The Secret Adventures of Charlotte Brontë
Oh, cruel world! I’m dying, and nobody cares! Oh, my dear, lost Lydia!”
    “Be quiet!” I shouted, incensed, because I have suffered a far greater loss.
    Our commotion brought Papa hurrying to us. Branwell launched himself from the bed and fell on his knees in front of Papa. “Father, I need money. Please, you must help me!”
    Papa shook his head in sorrow. “I’ve already spent a fortune paying your debts. I’ll not indulge you anymore.”
    Desperate cunning shone in Branwell’s eyes. “If you won’t help me, I’ll kill myself!”
    He snatched a razor from the dresser; I grabbed his wrist. We struggled together in a mad dance, Branwell trying to slash his throat, I trying to prevent him. “Let me end my miserable life!” he screamed.
    Perhaps I should, thought I. Perhaps I should afterward turn the weapon on myself—then neither of us need suffer more. But Papa wrested the razor away from Branwell. We locked him inside the room. He pounded on the door, ranting in maniacal fury. I went to the kitchen and began kneading bread dough, trying to distract myself from Branwell’s uproar and my own worries.
    Where are Anne and Charlotte? Come back, come back! my heart silently calls to them. But still I burn with my fury at their betrayal. Perhaps I should not mind so much if only I could write! But I cannot. Many are the stories begun since I wrote Wuthering Heights —all abandoned incomplete. Whenever I now try to write, I hear the damning words of the critics. They trumpet that my novel “shows the brutalizing influence of unchecked passion.” They revile my characters as “most revolting to our feelings.” What misery is mine! I can only pretend to work, covering pages with ramblings like these, while inspiration hides behind a locked door inside me. Fortunate Charlotte, who enjoys travel and is writing a new book! Fortunate Anne, who has published a second novel! Oh, my heart shall break!
    Such bewilderment and consternation did Emily’s words cause me! How could she consider the mortal sin of taking her own life? Had I but known of her pain, I would have been more sensitive towards her. But she never gave me a clue. She always appeared supremely confident of her talent, as well she should have been: Her poems and stories were things of splendor that never failed to move me. In literary expertise she was the leader, my idol, even though I was her elder. And I never suspected that she cared what the critics said; she seemed so indifferent to public opinion, even during her youth. When Emily was seventeen, she came with me to Roe Head School where I taught. As eccentric in appearance as ever, she was the target of bullies, from whom I could not always protect her. But she never flinched at their tormenting. She held her head high, a soldier in an enemy prison camp. How I admired her! My weakness is that I always want people to like me—and my work—even when I care not for them. How I wished I could follow Emily’s example!
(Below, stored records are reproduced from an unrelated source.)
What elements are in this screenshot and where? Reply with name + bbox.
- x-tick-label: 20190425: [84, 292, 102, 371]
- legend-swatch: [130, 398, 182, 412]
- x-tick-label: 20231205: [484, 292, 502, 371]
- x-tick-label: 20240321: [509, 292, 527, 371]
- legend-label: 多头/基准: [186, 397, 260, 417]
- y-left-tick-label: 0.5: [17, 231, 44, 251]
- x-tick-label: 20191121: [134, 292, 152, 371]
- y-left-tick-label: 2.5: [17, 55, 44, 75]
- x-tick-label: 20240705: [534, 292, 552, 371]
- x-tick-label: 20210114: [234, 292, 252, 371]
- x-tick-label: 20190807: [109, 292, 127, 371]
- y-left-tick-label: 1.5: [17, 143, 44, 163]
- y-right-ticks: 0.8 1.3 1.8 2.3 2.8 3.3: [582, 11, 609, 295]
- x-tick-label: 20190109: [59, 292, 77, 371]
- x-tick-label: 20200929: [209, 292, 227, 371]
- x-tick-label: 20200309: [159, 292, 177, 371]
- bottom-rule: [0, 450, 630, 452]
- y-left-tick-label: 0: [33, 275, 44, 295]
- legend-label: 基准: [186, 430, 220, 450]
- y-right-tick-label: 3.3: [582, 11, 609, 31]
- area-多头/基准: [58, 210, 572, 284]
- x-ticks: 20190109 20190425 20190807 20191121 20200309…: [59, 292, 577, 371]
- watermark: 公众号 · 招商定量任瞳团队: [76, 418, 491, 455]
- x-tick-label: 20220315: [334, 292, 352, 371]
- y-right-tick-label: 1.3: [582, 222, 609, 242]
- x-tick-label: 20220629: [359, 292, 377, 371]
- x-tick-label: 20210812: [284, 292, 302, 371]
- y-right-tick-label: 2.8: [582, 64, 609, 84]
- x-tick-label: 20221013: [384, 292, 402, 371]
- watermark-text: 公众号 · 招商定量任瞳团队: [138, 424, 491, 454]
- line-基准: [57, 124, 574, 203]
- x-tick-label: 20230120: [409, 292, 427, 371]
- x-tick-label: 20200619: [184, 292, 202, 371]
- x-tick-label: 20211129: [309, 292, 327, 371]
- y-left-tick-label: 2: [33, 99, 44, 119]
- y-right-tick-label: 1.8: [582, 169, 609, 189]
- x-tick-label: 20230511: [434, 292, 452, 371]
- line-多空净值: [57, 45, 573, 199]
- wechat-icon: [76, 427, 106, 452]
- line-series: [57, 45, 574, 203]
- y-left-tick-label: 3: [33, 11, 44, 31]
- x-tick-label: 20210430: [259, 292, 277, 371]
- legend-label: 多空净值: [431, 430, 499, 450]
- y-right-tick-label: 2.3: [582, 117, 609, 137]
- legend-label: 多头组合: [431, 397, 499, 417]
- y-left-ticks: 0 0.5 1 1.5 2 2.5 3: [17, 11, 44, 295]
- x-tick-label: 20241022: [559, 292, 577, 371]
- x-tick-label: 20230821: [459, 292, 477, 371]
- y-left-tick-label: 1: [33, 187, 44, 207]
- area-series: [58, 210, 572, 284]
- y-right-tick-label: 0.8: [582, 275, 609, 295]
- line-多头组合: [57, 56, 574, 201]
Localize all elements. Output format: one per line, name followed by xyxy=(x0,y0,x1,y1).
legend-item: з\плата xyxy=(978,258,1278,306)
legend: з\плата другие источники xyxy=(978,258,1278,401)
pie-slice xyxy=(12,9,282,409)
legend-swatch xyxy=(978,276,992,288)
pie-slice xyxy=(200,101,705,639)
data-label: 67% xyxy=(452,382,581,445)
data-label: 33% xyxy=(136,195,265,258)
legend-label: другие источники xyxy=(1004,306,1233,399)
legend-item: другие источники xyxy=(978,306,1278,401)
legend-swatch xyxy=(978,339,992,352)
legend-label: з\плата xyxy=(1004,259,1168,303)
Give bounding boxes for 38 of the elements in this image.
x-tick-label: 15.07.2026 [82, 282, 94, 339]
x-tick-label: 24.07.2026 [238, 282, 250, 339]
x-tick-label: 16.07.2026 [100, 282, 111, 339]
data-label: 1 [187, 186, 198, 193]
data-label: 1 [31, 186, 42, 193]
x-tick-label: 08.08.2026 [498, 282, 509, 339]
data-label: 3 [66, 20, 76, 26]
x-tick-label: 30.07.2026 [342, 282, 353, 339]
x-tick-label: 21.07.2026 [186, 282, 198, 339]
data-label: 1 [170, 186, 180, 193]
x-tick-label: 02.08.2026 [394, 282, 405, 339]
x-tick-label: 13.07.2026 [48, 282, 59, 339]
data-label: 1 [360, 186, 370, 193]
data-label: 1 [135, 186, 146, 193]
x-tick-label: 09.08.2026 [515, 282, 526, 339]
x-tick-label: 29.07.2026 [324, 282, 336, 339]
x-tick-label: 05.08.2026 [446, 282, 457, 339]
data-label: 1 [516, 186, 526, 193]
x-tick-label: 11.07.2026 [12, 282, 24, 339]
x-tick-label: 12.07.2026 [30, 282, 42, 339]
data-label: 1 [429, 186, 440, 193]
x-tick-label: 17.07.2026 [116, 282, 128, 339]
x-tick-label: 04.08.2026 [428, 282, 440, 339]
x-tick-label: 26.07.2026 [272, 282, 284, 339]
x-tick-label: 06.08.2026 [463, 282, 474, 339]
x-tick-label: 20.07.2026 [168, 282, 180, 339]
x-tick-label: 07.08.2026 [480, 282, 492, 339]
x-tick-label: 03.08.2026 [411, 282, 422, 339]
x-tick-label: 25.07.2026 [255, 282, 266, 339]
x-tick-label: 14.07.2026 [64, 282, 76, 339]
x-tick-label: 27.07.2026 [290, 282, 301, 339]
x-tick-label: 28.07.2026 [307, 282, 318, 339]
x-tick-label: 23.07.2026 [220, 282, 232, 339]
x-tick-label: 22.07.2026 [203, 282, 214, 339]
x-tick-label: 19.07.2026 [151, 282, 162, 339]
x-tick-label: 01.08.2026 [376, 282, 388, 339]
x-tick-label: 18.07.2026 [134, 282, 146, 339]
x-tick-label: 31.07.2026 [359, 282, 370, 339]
    But now I understand that her attitude sheltered a tender soul. Emily pretended to scorn the critics while she bled inside from their harsh comments about Wuthering Heights . She hid her wounds from me.
    When Anne and I at last returned to Haworth, we hurried into the kitchen, where Emily was kneading bread dough.
    “Emily!” Anne cried. “How I’ve missed you!”
    Emily glared. She showed no sign that she’d missed us or worried about us. Anne’s smile faded.
    “Has all been well here while we were gone?” I asked anxiously. Emily behaved as though she had not heard me.
    Anne offered our sister the book she had purchased in London. “We’ve brought you a present—it’s Tennyson’s poems.”
    When Emily made no move to take the gift, Anne sighed and laid it on the table. Anne and I could only exchange worried glances and silently agree that we had best leave her alone until her mood passed. We crept out of the kitchen.